Aber schon gemessen an den zeitlichen Dimensionen ist das Attribut so verkehrt nicht. Fast 90 Jahre lang war kein US-Präsident mehr in Kuba, zuletzt besuchte Calvin Coolidge die Insel, das war 1928. "Er ist damals noch mit dem Kriegsschiff gekommen. Die Reise hat ihn drei Tage gekostet", sagt Obama nach seiner Ankunft in Havanna. "Ich war in drei Stunden hier."

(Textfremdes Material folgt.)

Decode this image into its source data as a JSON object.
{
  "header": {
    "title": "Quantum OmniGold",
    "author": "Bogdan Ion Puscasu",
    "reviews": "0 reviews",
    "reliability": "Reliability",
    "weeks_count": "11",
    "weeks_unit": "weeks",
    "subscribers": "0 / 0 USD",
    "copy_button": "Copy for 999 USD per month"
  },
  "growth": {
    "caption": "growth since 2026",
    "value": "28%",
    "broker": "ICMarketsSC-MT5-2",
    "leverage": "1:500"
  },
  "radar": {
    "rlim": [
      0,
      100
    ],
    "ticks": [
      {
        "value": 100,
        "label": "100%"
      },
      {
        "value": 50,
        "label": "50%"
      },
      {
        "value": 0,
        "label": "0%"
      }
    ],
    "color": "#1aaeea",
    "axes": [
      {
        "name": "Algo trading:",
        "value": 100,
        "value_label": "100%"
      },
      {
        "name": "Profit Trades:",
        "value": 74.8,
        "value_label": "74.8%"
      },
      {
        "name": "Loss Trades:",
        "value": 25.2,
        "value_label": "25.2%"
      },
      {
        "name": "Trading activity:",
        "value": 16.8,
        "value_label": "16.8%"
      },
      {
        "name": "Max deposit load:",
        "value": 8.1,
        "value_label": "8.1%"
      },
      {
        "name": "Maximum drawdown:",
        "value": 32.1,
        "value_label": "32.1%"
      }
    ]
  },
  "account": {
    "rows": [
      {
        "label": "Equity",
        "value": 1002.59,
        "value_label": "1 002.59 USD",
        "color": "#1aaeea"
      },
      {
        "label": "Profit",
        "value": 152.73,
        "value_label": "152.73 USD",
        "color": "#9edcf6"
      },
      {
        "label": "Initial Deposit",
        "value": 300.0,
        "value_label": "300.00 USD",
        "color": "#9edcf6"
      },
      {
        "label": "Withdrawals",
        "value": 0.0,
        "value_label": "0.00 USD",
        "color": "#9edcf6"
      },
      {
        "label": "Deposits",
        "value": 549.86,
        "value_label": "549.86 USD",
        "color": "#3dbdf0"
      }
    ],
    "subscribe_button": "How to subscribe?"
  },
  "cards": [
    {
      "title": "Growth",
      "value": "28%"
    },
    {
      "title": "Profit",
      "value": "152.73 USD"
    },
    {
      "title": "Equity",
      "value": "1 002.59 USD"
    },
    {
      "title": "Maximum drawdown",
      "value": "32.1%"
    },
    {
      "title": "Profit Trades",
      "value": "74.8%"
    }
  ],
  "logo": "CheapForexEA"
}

Als Botschafter seines Landes kommt Obama, aber ein Stück weit auch als normaler Reisender - so will er selbst seine Visite verstanden wissen. Der Präsident wird von Frau und Kindern begleitet, die Schwiegermutter ist ebenfalls dabei. Kaugummikauend spaziert er noch am Sonntagabend mit seiner Familie durch die - selbstverständlich hochgesicherte - Altstadt. Es regnet heftig, aber die US-Botschaft stellt Schirme bereit. Ein Besuch in der Kathedrale. Eine Visite im städtischen Museum. Ein Abstecher in ein Restaurant. Obama, der Lonely-Planet-Präsident.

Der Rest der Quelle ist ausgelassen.